The previously mentioned initiatives are aimed at improving what already exists, but it's essential to look at future investments that will determine tomorrow's consumption. Thus, the engineering of any new project (Process and Utilities) must take into account environmental performance, particularly in terms of water, energy, greenhouse gases and discharges. Failing to do so, the site risks missing out on real opportunities for the long term.

It is also necessary to integrate a water and energy master plan, as well as a medium-term decarbonization plan, into the site's industrial master plan. Achieving such a transformation takes time and regular stages of decision-making and revision of objectives.

Finally, to anticipate all opportunities, industrial management must stay alert to emerging solutions on the market. This is the case for disruptive technologies such as GreenCIP (infinite reuse of laundry detergents), but also for innovative solutions such as the one developed by an American startup, AquaCycl. Their industrial wastewater treatment technology produces its own electricity from a specific family of bacteria that both digest organic matter and generate an electric current. This self-generation of electricity can thus cover 30 to 40% of a wastewater treatment plant's electricity consumption.

What's the outlook for industry with regard to water and energy issues?

Industrial managers face major challenges when it comes to energy and water. On the one hand, the financial risks associated with energy are becoming increasingly worrying as the years go by. On the other hand, the issue of water is marked by risks of rarefaction, highlighting the imperative need for effective management. A successful approach requires a strategy focused on control, accompanied by appropriate public policies, such as subsidies linked to environmental criteria.

In an increasingly competitive industrial context, it is crucial to adopt a holistic approach in order to build a strategy that involves all potential issues and impacts. Water is a finite resource within a given territory. Its availability is subject to unpredictable fluctuations linked to ongoing climate change, and potentially to radical arbitrations on the part of the administration.

In addition, water involves close interactions with other actors such as agriculture and local communities, thus underlining its more pronounced ecosystemic character than that of energy. Waste management and recycling require collaboration with a variety of stakeholders, and appropriate and effective regulation by the authorities.

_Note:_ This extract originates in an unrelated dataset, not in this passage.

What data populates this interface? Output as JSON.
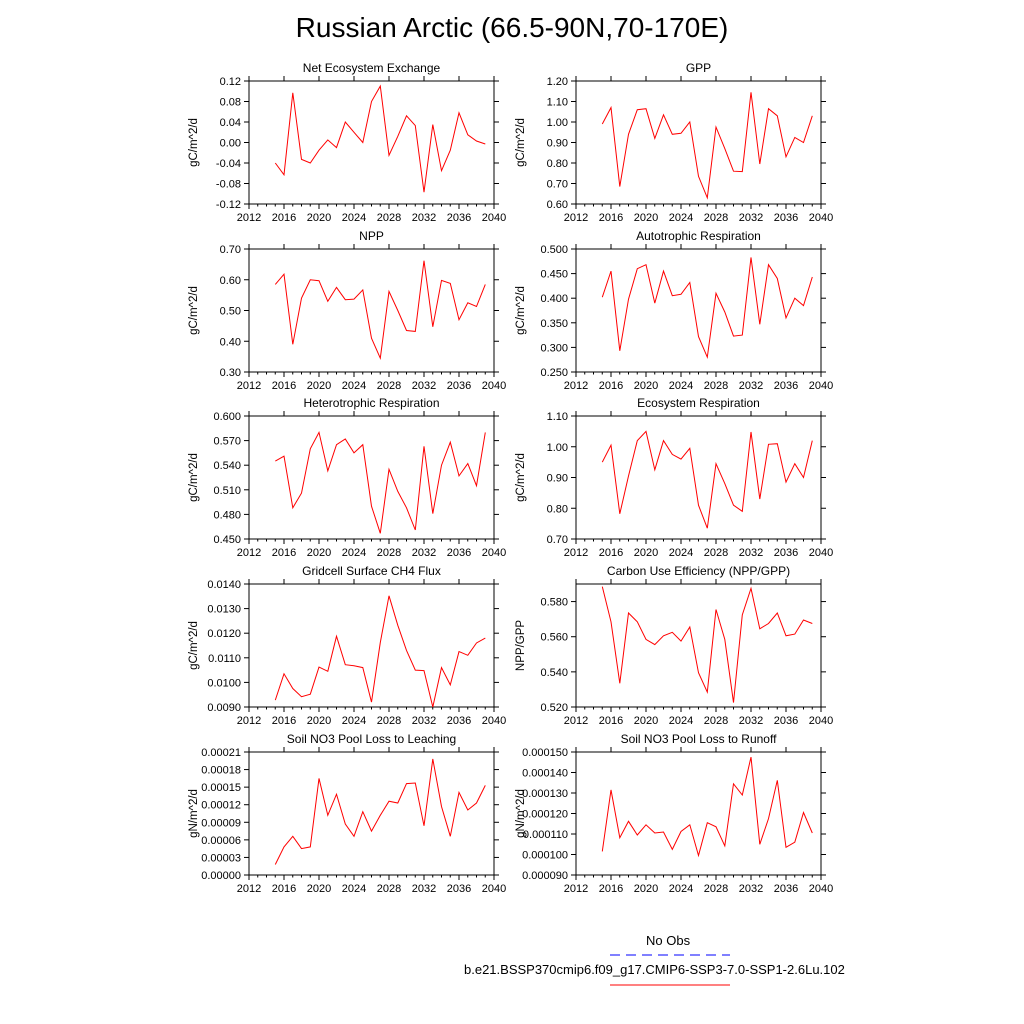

In highly liberal societies such as the USA, many industrialists adopt a migratory locust logic that moves as it depletes its resources. For example, agri-food manufacturers are gradually moving from the southern states to the Great Lakes states in search of new water resources, without fundamentally questioning their mode of production.

In the United States, for example, there is an abundance of water in the Great Lakes.

Apparent abundance is never a good or sustainable advisor, so we need to take advantage of these new constraints to turn them into opportunities and key factors in tomorrow's competitiveness.